M.A. in Scandinavian, University of California, Berkeley
B.A. in English and Scandinavian Studies, Brigham Young University
Natalya Nielsen is a Ph.D. student in the department of Scandinavian with a Designated Emphasis in Gender, Women, and Sexuality Studies (GWS). Natalya’s primary Nordic language is Swedish, but her research moves across the boundaries of the Nordic countries. Her work centers on the intersection of literature, national identity, and political activism and how literary canons and literary culture can be mobilized for national identity formation in the face of multiculturalism and migration to the Nordic Countries in the 21st century. She is particularly interested in contemporary receptions and (re)interpretations of authors such as Tove Ditlevsen, Tove Jansson, and Astrid Lindgren and how they can be positioned as touchpoints in political and cultural discourses about gender egalitarianism as a national and regional identity marker in the Nordic countries.

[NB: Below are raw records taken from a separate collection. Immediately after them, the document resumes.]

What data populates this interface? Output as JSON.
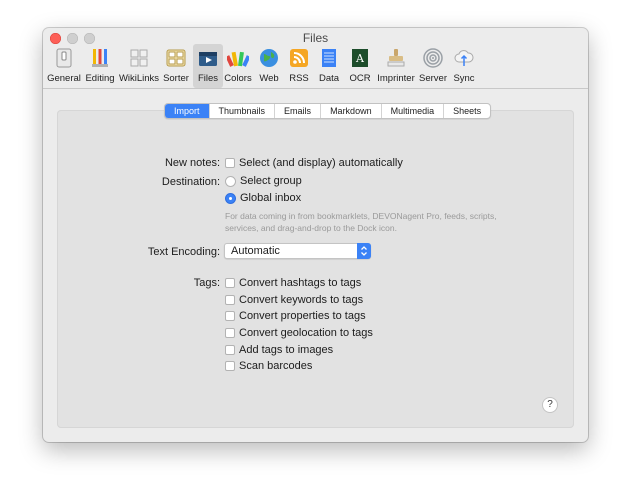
{
  "window": {
    "title": "Files"
  },
  "toolbar": {
    "items": [
      {
        "label": "General",
        "icon": "switch-icon"
      },
      {
        "label": "Editing",
        "icon": "pencils-icon"
      },
      {
        "label": "WikiLinks",
        "icon": "puzzle-icon"
      },
      {
        "label": "Sorter",
        "icon": "sorter-icon"
      },
      {
        "label": "Files",
        "icon": "files-icon",
        "selected": true
      },
      {
        "label": "Colors",
        "icon": "color-wheel-icon"
      },
      {
        "label": "Web",
        "icon": "globe-icon"
      },
      {
        "label": "RSS",
        "icon": "rss-icon"
      },
      {
        "label": "Data",
        "icon": "data-icon"
      },
      {
        "label": "OCR",
        "icon": "ocr-icon"
      },
      {
        "label": "Imprinter",
        "icon": "stamp-icon"
      },
      {
        "label": "Server",
        "icon": "server-icon"
      },
      {
        "label": "Sync",
        "icon": "cloud-sync-icon"
      }
    ]
  },
  "tabs": [
    {
      "label": "Import",
      "active": true
    },
    {
      "label": "Thumbnails"
    },
    {
      "label": "Emails"
    },
    {
      "label": "Markdown"
    },
    {
      "label": "Multimedia"
    },
    {
      "label": "Sheets"
    }
  ],
  "form": {
    "new_notes": {
      "label": "New notes:",
      "option": "Select (and display) automatically",
      "checked": false
    },
    "destination": {
      "label": "Destination:",
      "options": [
        {
          "label": "Select group",
          "selected": false
        },
        {
          "label": "Global inbox",
          "selected": true
        }
      ],
      "hint": "For data coming in from bookmarklets, DEVONagent Pro, feeds, scripts, services, and drag-and-drop to the Dock icon."
    },
    "text_encoding": {
      "label": "Text Encoding:",
      "value": "Automatic"
    },
    "tags": {
      "label": "Tags:",
      "options": [
        {
          "label": "Convert hashtags to tags",
          "checked": false
        },
        {
          "label": "Convert keywords to tags",
          "checked": false
        },
        {
          "label": "Convert properties to tags",
          "checked": false
        },
        {
          "label": "Convert geolocation to tags",
          "checked": false
        },
        {
          "label": "Add tags to images",
          "checked": false
        },
        {
          "label": "Scan barcodes",
          "checked": false
        }
      ]
    }
  },
  "help": {
    "label": "?"
  },
  "colors": {
    "accent": "#3b82f6",
    "close": "#fd5f57"
  }
}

Natalya is the recipient of the 2024 Aurora Borealis prize in Area Studies from the Society for the Advancement of Scandinavian Studies (SASS), the 2023 Foreign Language and Area Studies (FLAS) Fellowship, the 2023 Fritz O. Fernström Fellowship for Swedish language study in Uppsala, Sweden, and the 2022 Berkeley Language Center (BLC) Fellowship for language pedagogy research. She has presented her work at the Modern Language Association (MLA) conference as well as at the annual SASS conference. She teaches beginning and intermediate Swedish language courses and Writing and Composition for the department of Scandinavian at UC Berkeley.